Materials-Consortia / OPTIMADE

Specification of a common REST API for access to materials databases
https://optimade.org/specification
Creative Commons Attribution 4.0 International
82 stars 37 forks source link

Units (and their machine-readability) #283

Closed giovannipizzi closed 4 years ago

giovannipizzi commented 4 years ago

At the moment, units can be specified but there is no explanation of what they should be except that they are a string. In #282 there is a slight improvement with a clarification.

In any case, they remain a string, so human-readable, rather than machine-readable.

Do we want to make this field better specified?

Some options:

merkys commented 4 years ago
  • We create a long list of accepted units (I think the Pauling file has already such a list?) - possibly out of the specification so it's easier to add more?

Maybe we can reuse some well-maintained vocabulary of units?

giovannipizzi commented 4 years ago

@blokhin I think the Pauling File has one? Is it re-usable?

blokhin commented 4 years ago

Actually, PAULING FILE adopts SI units everywhere. A scalar property is always converted to SI and stored in SI, under assumption the other properties, i.e. conditions (at least, the temperature and the pressure) are known.

blokhin commented 4 years ago

Interestingly, such discussions are also conducted at the International Bureau of Weights and Measures.

blokhin commented 4 years ago

In general, I believe OPTIMADE should also ideally enforce SI in the materials databases, but in practice it's of course unreachable. There's an excellent example of the computational Raman spectroscopy, where the units are very confusing and entangled, and you cannot do much with that except being an expert.
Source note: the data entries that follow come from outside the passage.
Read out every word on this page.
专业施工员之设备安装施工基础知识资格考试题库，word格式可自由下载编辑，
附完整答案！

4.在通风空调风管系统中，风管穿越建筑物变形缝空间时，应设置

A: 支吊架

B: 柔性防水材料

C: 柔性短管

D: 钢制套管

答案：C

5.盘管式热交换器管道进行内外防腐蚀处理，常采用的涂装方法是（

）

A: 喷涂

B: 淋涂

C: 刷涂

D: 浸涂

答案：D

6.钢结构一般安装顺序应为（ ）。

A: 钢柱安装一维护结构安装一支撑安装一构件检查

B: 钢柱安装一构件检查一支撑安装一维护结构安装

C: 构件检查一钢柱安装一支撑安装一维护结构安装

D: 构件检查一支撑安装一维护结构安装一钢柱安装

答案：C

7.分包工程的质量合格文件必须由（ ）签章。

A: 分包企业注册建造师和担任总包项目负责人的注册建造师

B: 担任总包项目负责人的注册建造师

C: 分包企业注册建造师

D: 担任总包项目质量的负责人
On the other hand, there is the list of the well-known physical properties, easily computed ab initio, with the clear units defined. Could we try at least to collect them in a single place?
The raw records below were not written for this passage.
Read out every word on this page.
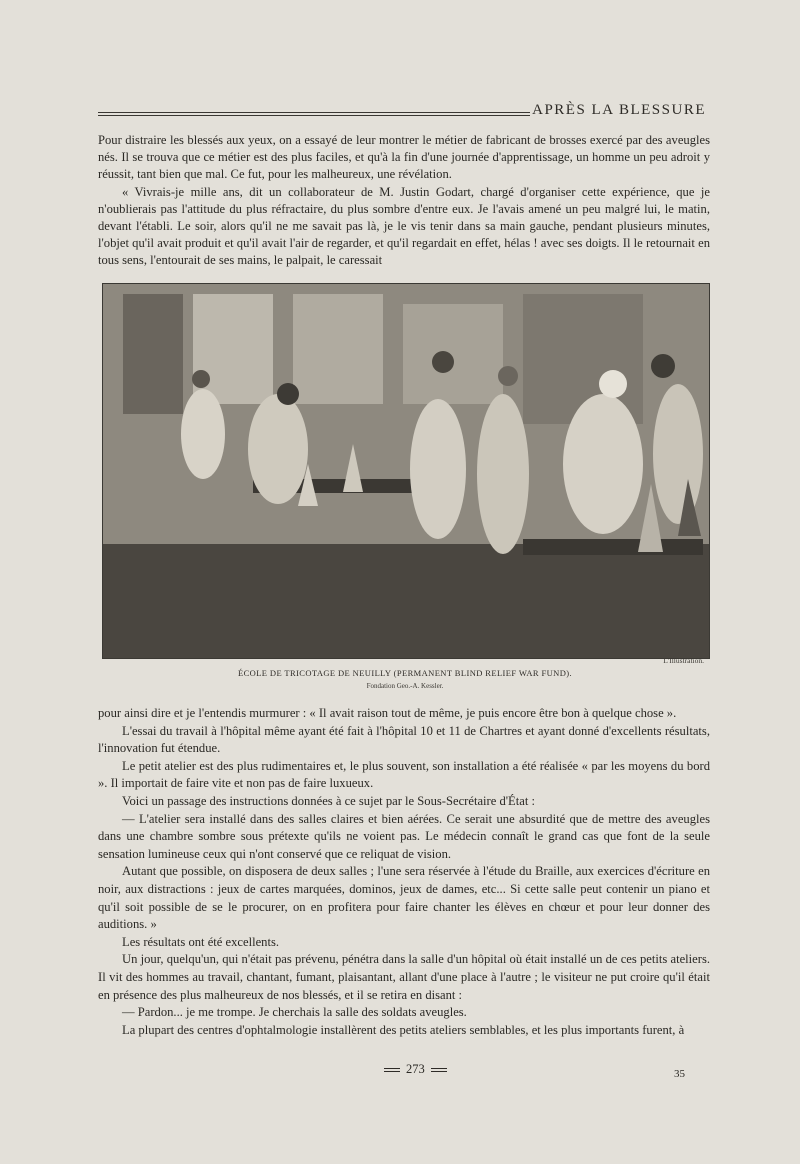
APRÈS LA BLESSURE

Pour distraire les blessés aux yeux, on a essayé de leur montrer le métier de fabricant de brosses exercé par des aveugles nés. Il se trouva que ce métier est des plus faciles, et qu'à la fin d'une journée d'apprentissage, un homme un peu adroit y réussit, tant bien que mal. Ce fut, pour les malheureux, une révélation.

« Vivrais-je mille ans, dit un collaborateur de M. Justin Godart, chargé d'organiser cette expérience, que je n'oublierais pas l'attitude du plus réfractaire, du plus sombre d'entre eux. Je l'avais amené un peu malgré lui, le matin, devant l'établi. Le soir, alors qu'il ne me savait pas là, je le vis tenir dans sa main gauche, pendant plusieurs minutes, l'objet qu'il avait produit et qu'il avait l'air de regarder, et qu'il regardait en effet, hélas ! avec ses doigts. Il le retournait en tous sens, l'entourait de ses mains, le palpait, le caressait

L'Illustration.
ÉCOLE DE TRICOTAGE DE NEUILLY (PERMANENT BLIND RELIEF WAR FUND).
Fondation Geo.-A. Kessler.

pour ainsi dire et je l'entendis murmurer : « Il avait raison tout de même, je puis encore être bon à quelque chose ».

L'essai du travail à l'hôpital même ayant été fait à l'hôpital 10 et 11 de Chartres et ayant donné d'excellents résultats, l'innovation fut étendue.

Le petit atelier est des plus rudimentaires et, le plus souvent, son installation a été réalisée « par les moyens du bord ». Il importait de faire vite et non pas de faire luxueux.

Voici un passage des instructions données à ce sujet par le Sous-Secrétaire d'État :

— L'atelier sera installé dans des salles claires et bien aérées. Ce serait une absurdité que de mettre des aveugles dans une chambre sombre sous prétexte qu'ils ne voient pas. Le médecin connaît le grand cas que font de la seule sensation lumineuse ceux qui n'ont conservé que ce reliquat de vision.

Autant que possible, on disposera de deux salles ; l'une sera réservée à l'étude du Braille, aux exercices d'écriture en noir, aux distractions : jeux de cartes marquées, dominos, jeux de dames, etc... Si cette salle peut contenir un piano et qu'il soit possible de se le procurer, on en profitera pour faire chanter les élèves en chœur et pour leur donner des auditions. »

Les résultats ont été excellents.

Un jour, quelqu'un, qui n'était pas prévenu, pénétra dans la salle d'un hôpital où était installé un de ces petits ateliers. Il vit des hommes au travail, chantant, fumant, plaisantant, allant d'une place à l'autre ; le visiteur ne put croire qu'il était en présence des plus malheureux de nos blessés, et il se retira en disant :

— Pardon... je me trompe. Je cherchais la salle des soldats aveugles.

La plupart des centres d'ophtalmologie installèrent des petits ateliers semblables, et les plus importants furent, à

273	35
merkys commented 4 years ago

There is this The Unified Code for Units of Measure, which aims to provide unambiguous string representation of units. Maybe worth for further investigation?

rartino commented 4 years ago

Standardizing how to enter units in the fields that say "units" seems a very nice thing to do, perhaps even for v1.0.0 proper (?)
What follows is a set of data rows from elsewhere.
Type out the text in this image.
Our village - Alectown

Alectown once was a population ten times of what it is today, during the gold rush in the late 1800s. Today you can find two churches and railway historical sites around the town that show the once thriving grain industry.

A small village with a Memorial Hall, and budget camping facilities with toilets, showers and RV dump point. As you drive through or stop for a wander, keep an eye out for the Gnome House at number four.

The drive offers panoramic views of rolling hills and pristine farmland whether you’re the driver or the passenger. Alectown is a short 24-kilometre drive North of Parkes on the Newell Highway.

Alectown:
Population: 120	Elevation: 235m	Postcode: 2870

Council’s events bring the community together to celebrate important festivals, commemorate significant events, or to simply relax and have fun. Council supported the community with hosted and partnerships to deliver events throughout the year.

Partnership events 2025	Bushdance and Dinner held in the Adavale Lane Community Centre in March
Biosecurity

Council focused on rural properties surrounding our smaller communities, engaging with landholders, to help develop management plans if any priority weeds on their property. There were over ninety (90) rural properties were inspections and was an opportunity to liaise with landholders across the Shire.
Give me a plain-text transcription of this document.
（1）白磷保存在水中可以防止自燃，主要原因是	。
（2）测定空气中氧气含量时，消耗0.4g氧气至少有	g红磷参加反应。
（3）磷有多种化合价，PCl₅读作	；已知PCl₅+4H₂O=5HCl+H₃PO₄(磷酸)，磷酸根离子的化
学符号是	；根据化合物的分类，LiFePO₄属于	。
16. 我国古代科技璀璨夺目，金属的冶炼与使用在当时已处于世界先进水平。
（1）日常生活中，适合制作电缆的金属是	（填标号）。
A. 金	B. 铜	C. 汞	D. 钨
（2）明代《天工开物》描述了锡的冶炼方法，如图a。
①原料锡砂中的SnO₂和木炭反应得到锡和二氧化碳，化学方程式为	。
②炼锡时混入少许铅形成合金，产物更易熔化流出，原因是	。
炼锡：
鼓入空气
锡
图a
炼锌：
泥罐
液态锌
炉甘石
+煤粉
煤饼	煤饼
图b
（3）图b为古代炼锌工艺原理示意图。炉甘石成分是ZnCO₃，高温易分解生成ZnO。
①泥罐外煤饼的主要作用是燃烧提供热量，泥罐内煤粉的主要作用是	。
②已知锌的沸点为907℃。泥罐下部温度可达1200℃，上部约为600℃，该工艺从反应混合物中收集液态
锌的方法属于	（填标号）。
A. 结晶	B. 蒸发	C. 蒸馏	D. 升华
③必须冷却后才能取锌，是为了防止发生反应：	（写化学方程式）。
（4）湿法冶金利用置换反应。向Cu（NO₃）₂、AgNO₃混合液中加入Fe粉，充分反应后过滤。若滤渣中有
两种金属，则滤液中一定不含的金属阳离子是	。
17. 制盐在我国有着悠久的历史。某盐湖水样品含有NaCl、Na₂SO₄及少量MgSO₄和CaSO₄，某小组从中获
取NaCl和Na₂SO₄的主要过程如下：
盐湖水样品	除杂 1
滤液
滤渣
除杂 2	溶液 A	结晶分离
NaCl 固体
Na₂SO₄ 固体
I'm afraid it is too late to completely standardize on only SI units, since our structure's cartesian coordinates are specified as in Angstrom.

After some searching, I landed in the same info as @merkys. We could simply add to the definition of our unit fields that they must be a valid 7 bit ASCII representation of units according to version 2.1 of The Unified Code for Units of Measure.

Should we write this up as a PR? It seems a very small change to the spec, and it only helps to clarify what should go into the unit field.

merkys commented 4 years ago

Should we write this up as a PR? It seems a very small change to the spec, and it only helps to clarify what should go into the unit field.

I have prepared #299 according @rartino suggestion.